Sunday, December 11, 2016

Using 'Loving' to teach 'To Kill a Mockingbird'

There’s lots of talk about the recent film Loving, directed by Jeff Nichols, and starring Joel Edgerton and Ruth Negga as the interracial couple who triumphed in the Supreme Court over Virginia’s anti-miscegenation laws. It’s a sweet film, and one that takes an intimate approach to the subject in a way that is sure to be embraced by teachers. Loving contrasts the quotidian events of rural life and love with the broader politics of racism in the United States in a way that mostly charms, even if it is somewhat frustrating in its deliberate focus away from the Civil Rights Movement.

In an interview with NPR, Nichols discusses how he first became aware of the story of Richard and Mildred Loving and their battle with anti-miscegenation laws in Virginia when he was introduced to the HBO documentary on the Lovings in 2012. Nichols says, “[F]or that to be the first time that I heard about Richard and Mildred Loving was kind of unacceptable to me. I think this is something that people more than just law students that have taken constitutional law classes, you know, should have a familiarity with, especially now.”

We couldn’t agree more. So many of our nation’s signature Supreme Court cases are unknown to the people of our nation. And many of the decisions, like Loving v. Virginia, are actually relatively accessible and deeply engaging. They certainly are readable by, as Nichols writes, “more than just law students.”

In fact, we think many Supreme Court cases make terrific, engaging companion texts to some of our most commonly taught literary texts.
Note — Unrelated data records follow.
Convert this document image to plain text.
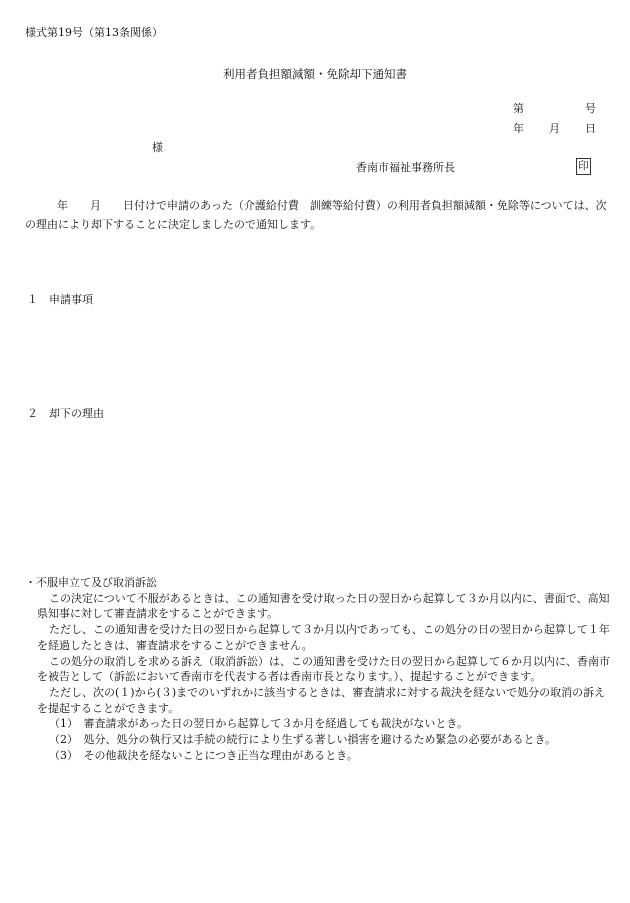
様式第19号（第13条関係）
利用者負担額減額・免除却下通知書
第	号
年 月 日
様
香南市福祉事務所長	印
年　　月　　日付けで申請のあった（介護給付費　訓練等給付費）の利用者負担額減額・免除等については、次の理由により却下することに決定しましたので通知します。
１　申請事項
２　却下の理由

・不服申立て及び取消訴訟

この決定について不服があるときは、この通知書を受け取った日の翌日から起算して３か月以内に、書面で、高知県知事に対して審査請求をすることができます。

ただし、この通知書を受けた日の翌日から起算して３か月以内であっても、この処分の日の翌日から起算して１年を経過したときは、審査請求をすることができません。

この処分の取消しを求める訴え（取消訴訟）は、この通知書を受けた日の翌日から起算して６か月以内に、香南市を被告として（訴訟において香南市を代表する者は香南市長となります。）、提起することができます。

ただし、次の(１)から(３)までのいずれかに該当するときは、審査請求に対する裁決を経ないで処分の取消の訴えを提起することができます。

（1）　審査請求があった日の翌日から起算して３か月を経過しても裁決がないとき。

（2）　処分、処分の執行又は手続の続行により生ずる著しい損害を避けるため緊急の必要があるとき。

（3）　その他裁決を経ないことにつき正当な理由があるとき。
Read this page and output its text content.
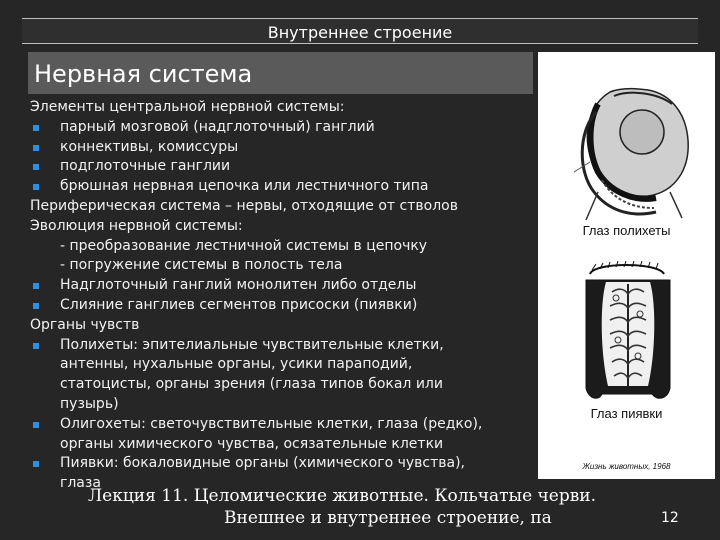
Внутреннее строение
Нервная система
Элементы центральной нервной системы:
парный мозговой (надглоточный) ганглий
коннективы, комиссуры
подглоточные ганглии
брюшная нервная цепочка или лестничного типа
Периферическая система – нервы, отходящие от стволов
Эволюция нервной системы:
- преобразование лестничной системы в цепочку
- погружение системы в полость тела
Надглоточный ганглий монолитен либо отделы
Слияние ганглиев сегментов присоски (пиявки)
Органы чувств
Полихеты: эпителиальные чувствительные клетки,
антенны, нухальные органы, усики параподий,
статоцисты, органы зрения (глаза типов бокал или
пузырь)
Олигохеты: светочувствительные клетки, глаза (редко),
органы химического чувства, осязательные клетки
Пиявки: бокаловидные органы (химического чувства),
глаза
Глаз полихеты
Глаз пиявки
Жизнь животных, 1968
Лекция 11. Целомические животные. Кольчатые черви.
Внешнее и внутреннее строение, па	12
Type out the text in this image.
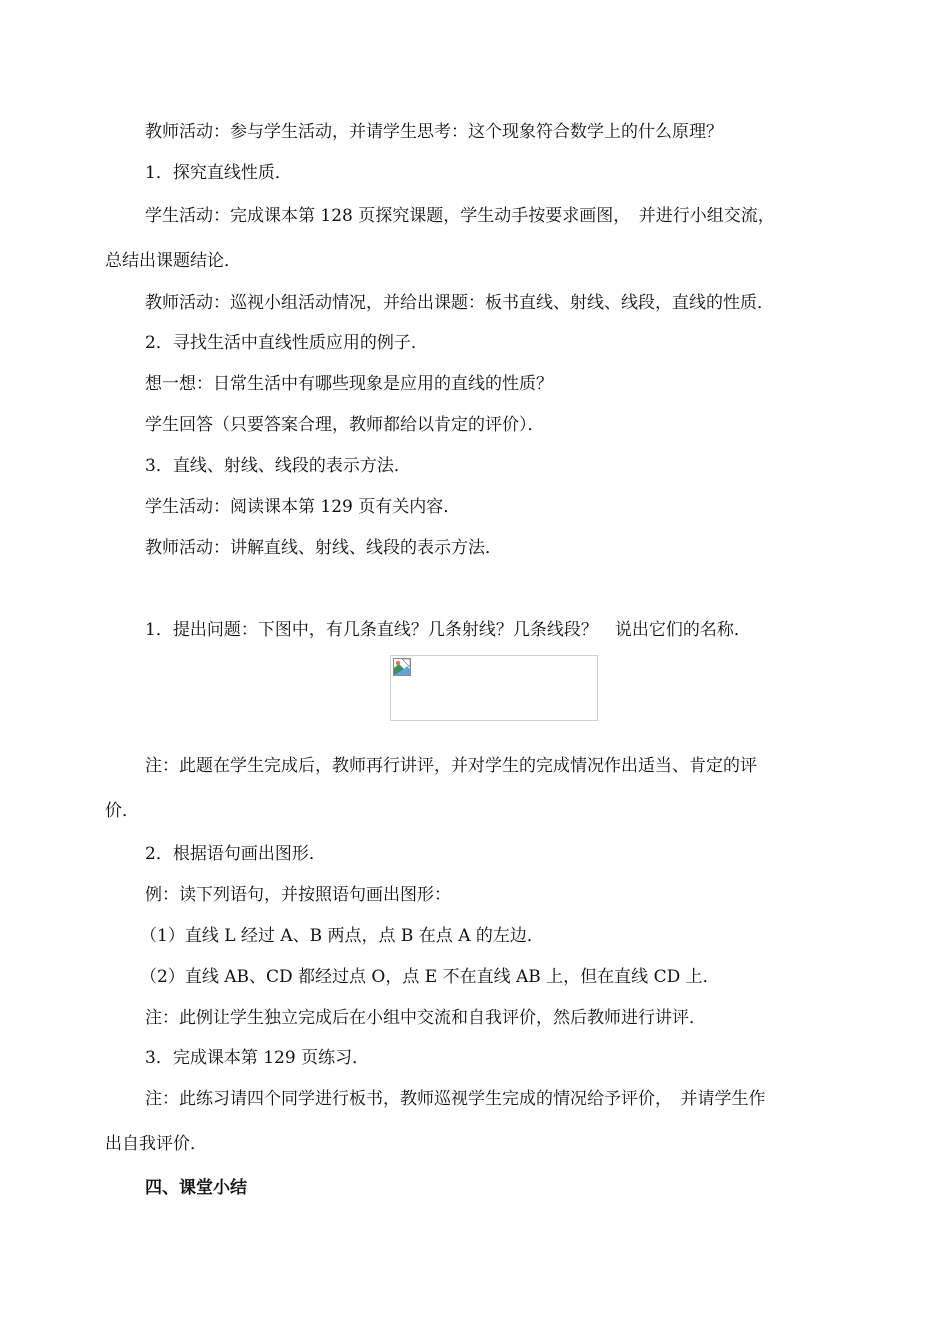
教师活动：参与学生活动，并请学生思考：这个现象符合数学上的什么原理？

1．探究直线性质．

学生活动：完成课本第 128 页探究课题，学生动手按要求画图，　并进行小组交流，

总结出课题结论．

教师活动：巡视小组活动情况，并给出课题：板书直线、射线、线段，直线的性质．

2．寻找生活中直线性质应用的例子．

想一想：日常生活中有哪些现象是应用的直线的性质？

学生回答（只要答案合理，教师都给以肯定的评价）．

3．直线、射线、线段的表示方法．

学生活动：阅读课本第 129 页有关内容．

教师活动：讲解直线、射线、线段的表示方法．

1．提出问题：下图中，有几条直线？几条射线？几条线段？　说出它们的名称．

注：此题在学生完成后，教师再行讲评，并对学生的完成情况作出适当、肯定的评

价．

2．根据语句画出图形．

例：读下列语句，并按照语句画出图形：

（1）直线 L 经过 A、B 两点，点 B 在点 A 的左边．

（2）直线 AB、CD 都经过点 O，点 E 不在直线 AB 上，但在直线 CD 上．

注：此例让学生独立完成后在小组中交流和自我评价，然后教师进行讲评．

3．完成课本第 129 页练习．

注：此练习请四个同学进行板书，教师巡视学生完成的情况给予评价，　并请学生作

出自我评价．

四、课堂小结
For example, we use an excerpt from Loving v. Virginia in Using Informational Text to Teach To Kill A Mockingbird. The case serves as the informational text-center of our unit, “What’s Up with Mr. Dolphus Raymond?” Studying Loving v. Virginia gives students the legal context with which to understand the fact that the white Dolphus Raymond could not legally marry the African-American mother of his children. Scout may or may not be aware of this prohibition, which makes it all the more inaccessible to students today. Reading Loving v. Virginia together with Mockingbird reveals the deeper gravity and historical resonance behind Raymond’s drunken masquerade. Nichols’s Loving surely deserves a place in our classrooms as well (even just the 2 1/2 minute trailer for the film does fine work in unpacking for students the taboos against interracial marriage).

Indeed, reading Mockingbird together with Loving v. Virginia is one way, we think, in which the Common Core helps us engage students in “difficult conversations” (Chadwick 91) about race, class, and social injustice. Jocelyn A. Chadwick references these “difficult conversations” in her excellent discussion of teaching Huckleberry Finn in the November 2016 issue of English Journal. Her essay forms one of several companion pieces to Peter Smagorinsky’s provocative essay on whether it is “time to prohibit Mark Twain’s Huckleberry Finn” (75).

Leaving aside the issue of teaching Huck, one issue that struck us in the debate in EJ was Smagorinsky’s worry about the Common Core’s “emphasis on reading within the four corners of the page while sublimating emotional responses in service of textual analysis” (80). This worry seems to echo earlier concerns that the Common Core would force English teachers to put aside literature in favor of instructional manuals.

The Common Core, however, asks us to broaden, not narrow, our students’ reading. Students are sometimes asked to read “within the four corners of the page,” but the Common Core also introduced the informational text standard and emphasized the important skill of putting different kinds of texts into critical conversation. Anchor Standard 9, for example, asks students to “Analyze how two or more texts address similar themes or topics in order to build knowledge or to compare the approaches the authors take” (CCSS, 2010). Explicitly, this standard articulates a reading practice in which students use multiple texts to build an “informative context” that expands beyond any singular close examination of a solitary text.

Particularly for texts like Mockingbird and Huckleberry Finn, that informative context can be just as important as the emotional context. Emotional responses to literature can and should retain a place in our classrooms, but we also have a responsibility to help place those responses within the complex and politically difficult historical context that students often can’t access from the literary text alone. After all, Scout and Jem think Dolphus Raymond is a drunk because they have no context within which to understand his actions and behavior. Informational texts, like Loving v. Virginia and Nichols’s Loving, make sure our students don’t make those same mistakes. These companion texts to Mockingbird are crucial tools for us to use in meeting the Common Core Standards, building literacy across a range of text types, and facilitating difficult but critical classroom conversations.